We must be cautious about applying the dormant Commerce Clause in cases that do not present the equivalent of a protective tariff. States must be allowed, and even encouraged, to work "to attract business by creating an environment conducive to economic activity." Applying the dormant Commerce Clause to invalidate Kentucky's revenue statute in this case would dramatically increase the clause's scope and limit states' "right to experiment with different incentives to business," Alexandria Scrap, 426 U.S. at 817, 96 S.Ct. 2488 (Stevens, J., concurring), or to implement "effective and creative programs for solving local problems." Reeves, 447 U.S. at 441, 100 S.Ct. 2271. Kentucky's banning of local franchise fees can serve many purposes and have many effects other than arguably reducing a cost previously borne by one type of competitor in the marketplace. After a "sensitive . . . analysis of [the] purposes and effects" of the 2005 Amendments, we are unable to find that such action "will in . . . practical operation work discrimination against interstate commerce." West Lynn Creamery, 512 U.S. at 201, 114 S.Ct. 2205.2
Accordingly, for the reasons set out above, we AFFIRM the district court's grant of Treesh's motion to dismiss.

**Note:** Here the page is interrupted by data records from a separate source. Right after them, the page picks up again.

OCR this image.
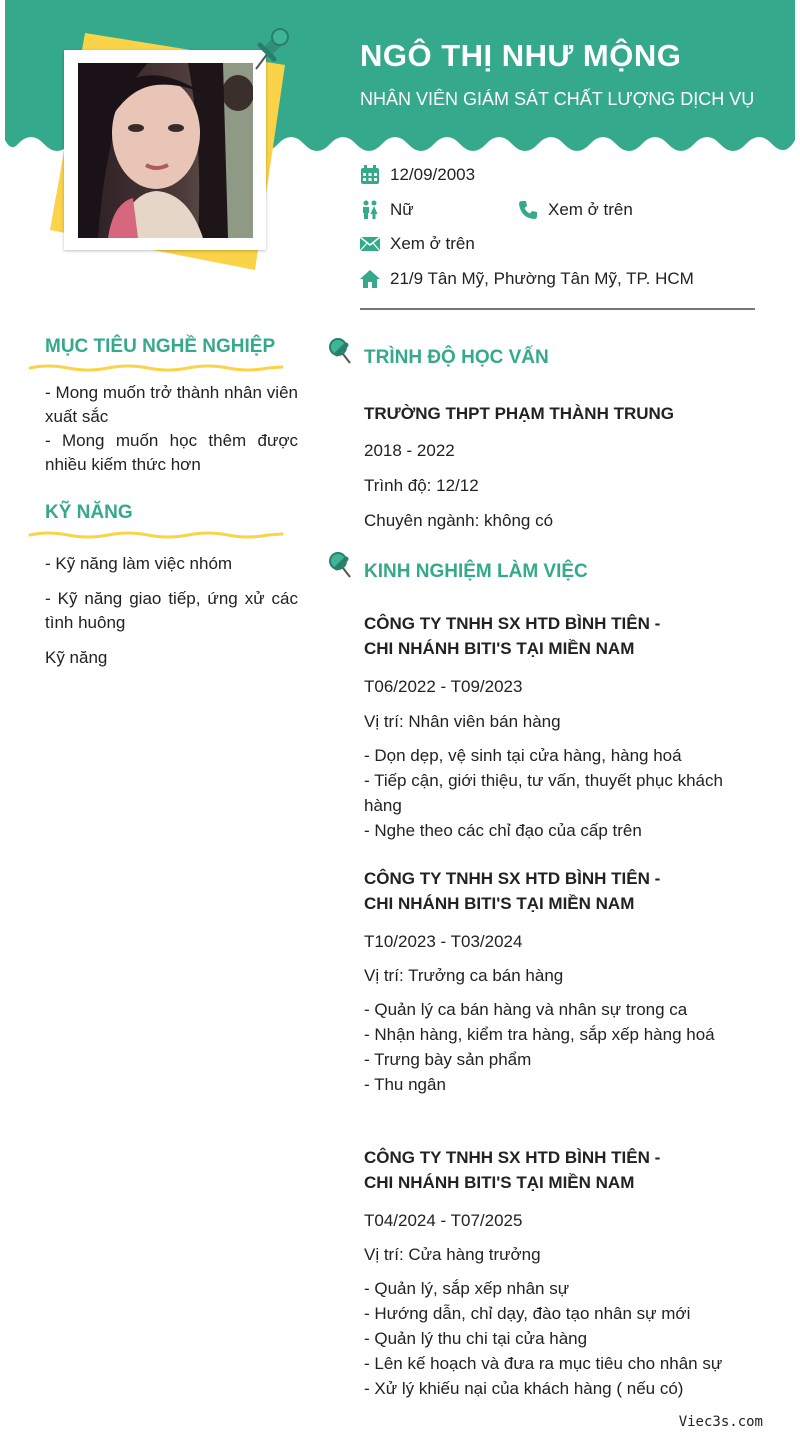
NGÔ THỊ NHƯ MỘNG
NHÂN VIÊN GIÁM SÁT CHẤT LƯỢNG DỊCH VỤ
12/09/2003
Nữ	Xem ở trên
Xem ở trên
21/9 Tân Mỹ, Phường Tân Mỹ, TP. HCM
MỤC TIÊU NGHỀ NGHIỆP

- Mong muốn trở thành nhân viên xuất sắc

- Mong muốn học thêm được nhiều kiếm thức hơn

KỸ NĂNG
- Kỹ năng làm việc nhóm
- Kỹ năng giao tiếp, ứng xử các tình huông
Kỹ năng
TRÌNH ĐỘ HỌC VẤN
TRƯỜNG THPT PHẠM THÀNH TRUNG
2018 - 2022
Trình độ: 12/12
Chuyên ngành: không có
KINH NGHIỆM LÀM VIỆC
CÔNG TY TNHH SX HTD BÌNH TIÊN - CHI NHÁNH BITI'S TẠI MIỀN NAM
T06/2022 - T09/2023
Vị trí: Nhân viên bán hàng

- Dọn dẹp, vệ sinh tại cửa hàng, hàng hoá

- Tiếp cận, giới thiệu, tư vấn, thuyết phục khách hàng

- Nghe theo các chỉ đạo của cấp trên

CÔNG TY TNHH SX HTD BÌNH TIÊN - CHI NHÁNH BITI'S TẠI MIỀN NAM
T10/2023 - T03/2024
Vị trí: Trưởng ca bán hàng

- Quản lý ca bán hàng và nhân sự trong ca

- Nhận hàng, kiểm tra hàng, sắp xếp hàng hoá

- Trưng bày sản phẩm

- Thu ngân

CÔNG TY TNHH SX HTD BÌNH TIÊN - CHI NHÁNH BITI'S TẠI MIỀN NAM
T04/2024 - T07/2025
Vị trí: Cửa hàng trưởng

- Quản lý, sắp xếp nhân sự

- Hướng dẫn, chỉ dạy, đào tạo nhân sự mới

- Quản lý thu chi tại cửa hàng

- Lên kế hoạch và đưa ra mục tiêu cho nhân sự

- Xử lý khiếu nại của khách hàng ( nếu có)

Viec3s.com
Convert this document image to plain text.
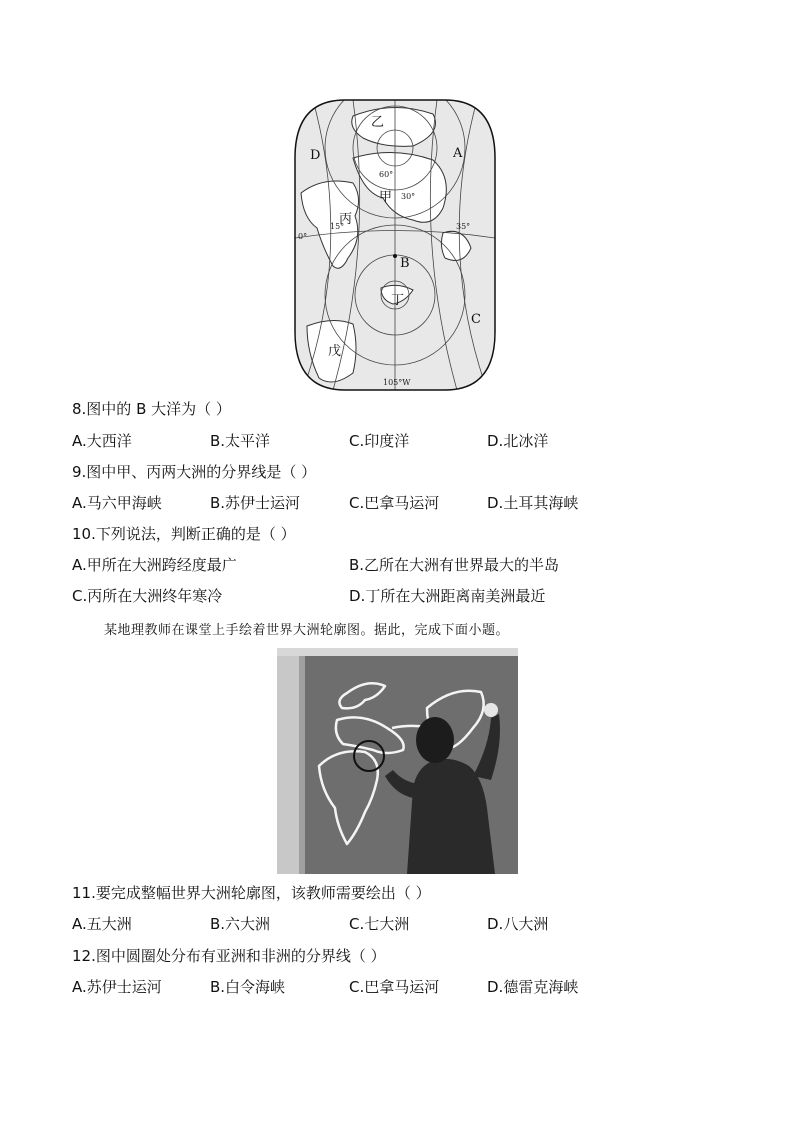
乙
A
D
60°
甲 30°
丙
15°	35°
0°
B
丁
C
戊
105°W
8.图中的 B 大洋为（ ）
A.大西洋	B.太平洋	C.印度洋	D.北冰洋
9.图中甲、丙两大洲的分界线是（ ）
A.马六甲海峡	B.苏伊士运河	C.巴拿马运河	D.土耳其海峡
10.下列说法，判断正确的是（ ）
A.甲所在大洲跨经度最广	B.乙所在大洲有世界最大的半岛
C.丙所在大洲终年寒冷	D.丁所在大洲距离南美洲最近
某地理教师在课堂上手绘着世界大洲轮廓图。据此，完成下面小题。
11.要完成整幅世界大洲轮廓图，该教师需要绘出（ ）
A.五大洲	B.六大洲	C.七大洲	D.八大洲
12.图中圆圈处分布有亚洲和非洲的分界线（ ）
A.苏伊士运河	B.白令海峡	C.巴拿马运河	D.德雷克海峡
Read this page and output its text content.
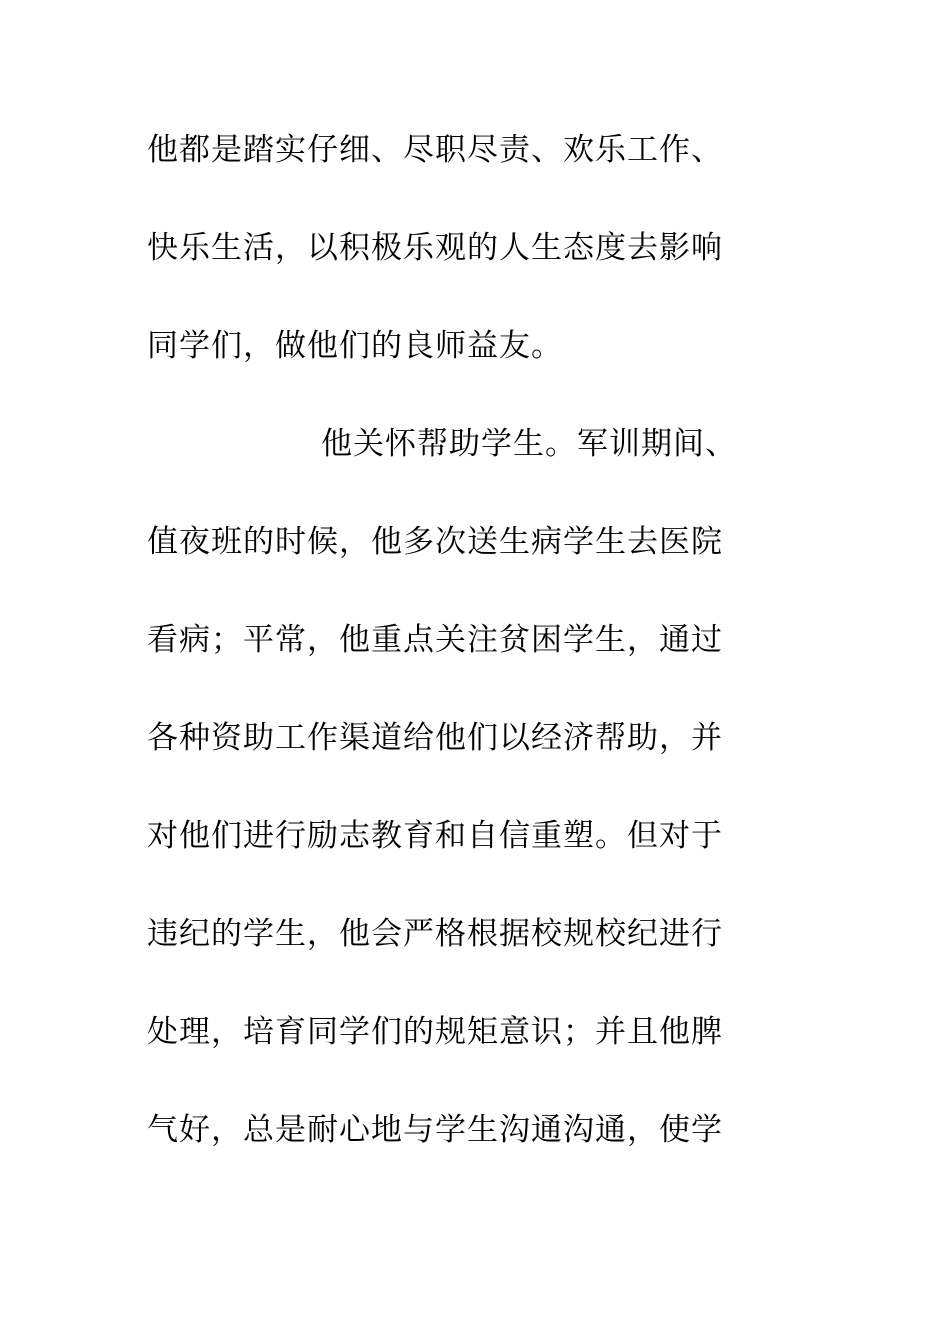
他都是踏实仔细、尽职尽责、欢乐工作、
快乐生活，以积极乐观的人生态度去影响
同学们，做他们的良师益友。
他关怀帮助学生。军训期间、
值夜班的时候，他多次送生病学生去医院
看病；平常，他重点关注贫困学生，通过
各种资助工作渠道给他们以经济帮助，并
对他们进行励志教育和自信重塑。但对于
违纪的学生，他会严格根据校规校纪进行
处理，培育同学们的规矩意识；并且他脾
气好，总是耐心地与学生沟通沟通，使学
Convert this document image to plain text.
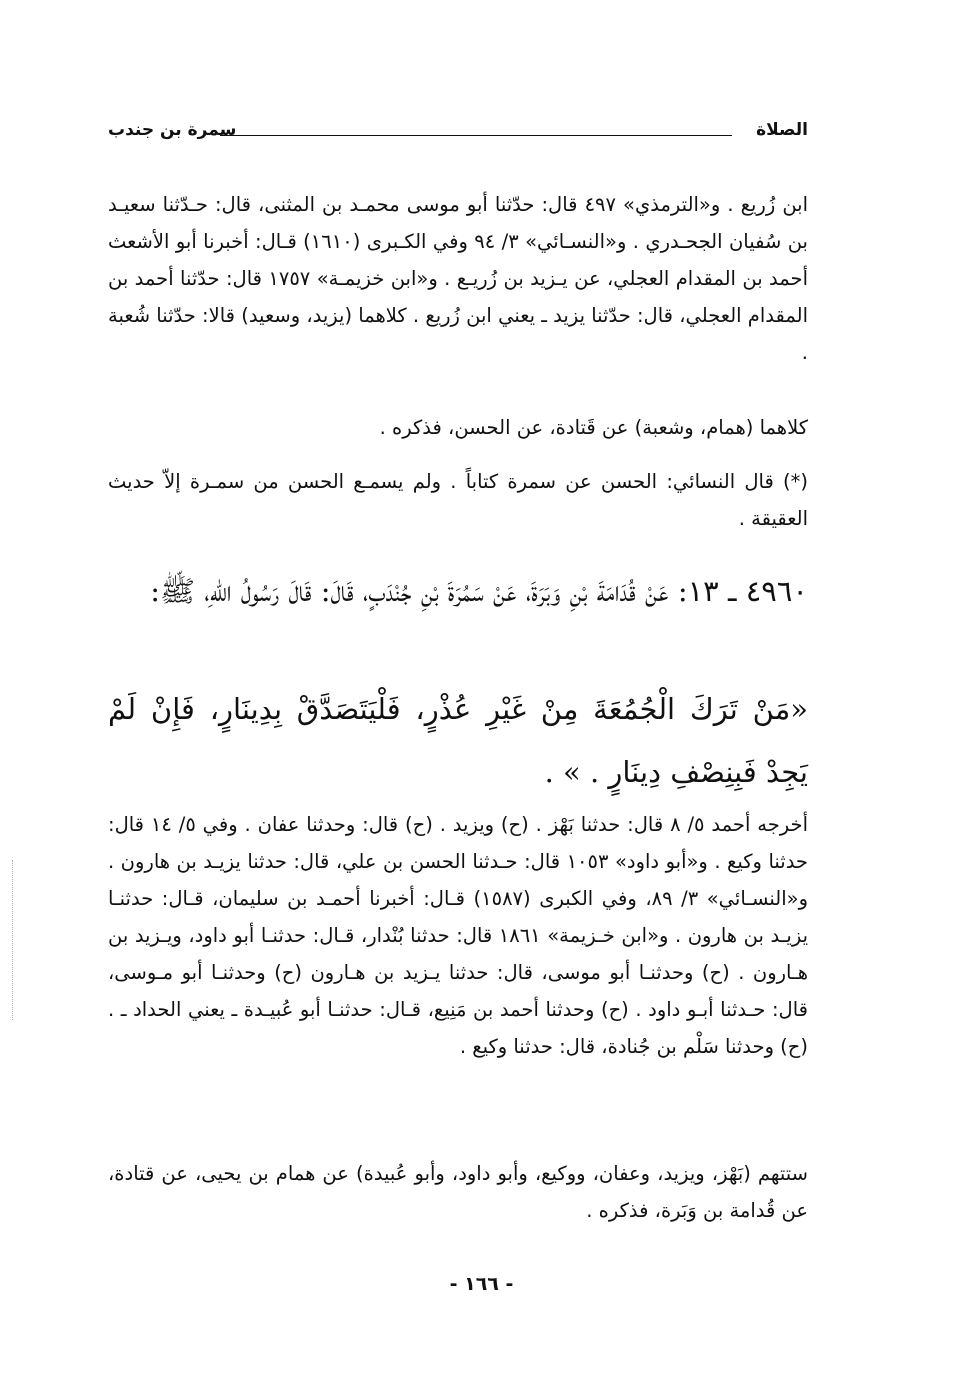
الصلاة
سمرة بن جندب
ابن زُريع . و«الترمذي» ٤٩٧ قال: حدّثنا أبو موسى محمـد بن المثنى، قال: حـدّثنا سعيـد بن سُفيان الجحـدري . و«النسـائي» ٣/ ٩٤ وفي الكـبرى (١٦١٠) قـال: أخبرنا أبو الأشعث أحمد بن المقدام العجلي، عن يـزيد بن زُريـع . و«ابن خزيمـة» ١٧٥٧ قال: حدّثنا أحمد بن المقدام العجلي، قال: حدّثنا يزيد ـ يعني ابن زُريع . كلاهما (يزيد، وسعيد) قالا: حدّثنا شُعبة .
كلاهما (همام، وشعبة) عن قَتادة، عن الحسن، فذكره .
(*) قال النسائي: الحسن عن سمرة كتاباً . ولم يسمـع الحسن من سمـرة إلاّ حديث العقيقة .
٤٩٦٠ ـ ١٣: عَنْ قُدَامَةَ بْنِ وَبَرَةَ، عَنْ سَمُرَةَ بْنِ جُنْدَبٍ، قَالَ: قَالَ رَسُولُ اللّهِ، ﷺ:
«مَنْ تَرَكَ الْجُمُعَةَ مِنْ غَيْرِ عُذْرٍ، فَلْيَتَصَدَّقْ بِدِينَارٍ، فَإِنْ لَمْ يَجِدْ فَبِنِصْفِ دِينَارٍ . » .
أخرجه أحمد ٥/ ٨ قال: حدثنا بَهْز . (ح) ويزيد . (ح) قال: وحدثنا عفان . وفي ٥/ ١٤ قال: حدثنا وكيع . و«أبو داود» ١٠٥٣ قال: حـدثنا الحسن بن علي، قال: حدثنا يزيـد بن هارون . و«النسـائي» ٣/ ٨٩، وفي الكبرى (١٥٨٧) قـال: أخبرنا أحمـد بن سليمان، قـال: حدثنـا يزيـد بن هارون . و«ابن خـزيمة» ١٨٦١ قال: حدثنا بُنْدار، قـال: حدثنـا أبو داود، ويـزيد بن هـارون . (ح) وحدثنـا أبو موسى، قال: حدثنا يـزيد بن هـارون (ح) وحدثنـا أبو مـوسى، قال: حـدثنا أبـو داود . (ح) وحدثنا أحمد بن مَنِيع، قـال: حدثنـا أبو عُبيـدة ـ يعني الحداد ـ . (ح) وحدثنا سَلْم بن جُنادة، قال: حدثنا وكيع .
ستتهم (بَهْز، ويزيد، وعفان، ووكيع، وأبو داود، وأبو عُبيدة) عن همام بن يحيى، عن قتادة، عن قُدامة بن وَبَرة، فذكره .
- ١٦٦ -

The Court has indicated that even direct monetary subsidies to in-state companies often will not violate the Commerce ClauseSee West Lynn Creamery, 512 U.S. at 199 n. 15, 114 S.Ct. 2205.
Upon appeal, Treesh argues that Congress explicitly approved the type of taxation that Kentucky implemented with the 2005 AmendmentsSee 47 U.S.C. § 152, historical and statutory notes. Congress may authorize state regulation that would otherwise violate the dormant Commerce Clause. Quill Corp. v. North Dakota, 504 U.S. 298, 318, 112 S.Ct. 1904, 119 L.Ed.2d 91 (1992). Because we affirm the district court's judgment on other grounds, it is unnecessary for us to decide this question.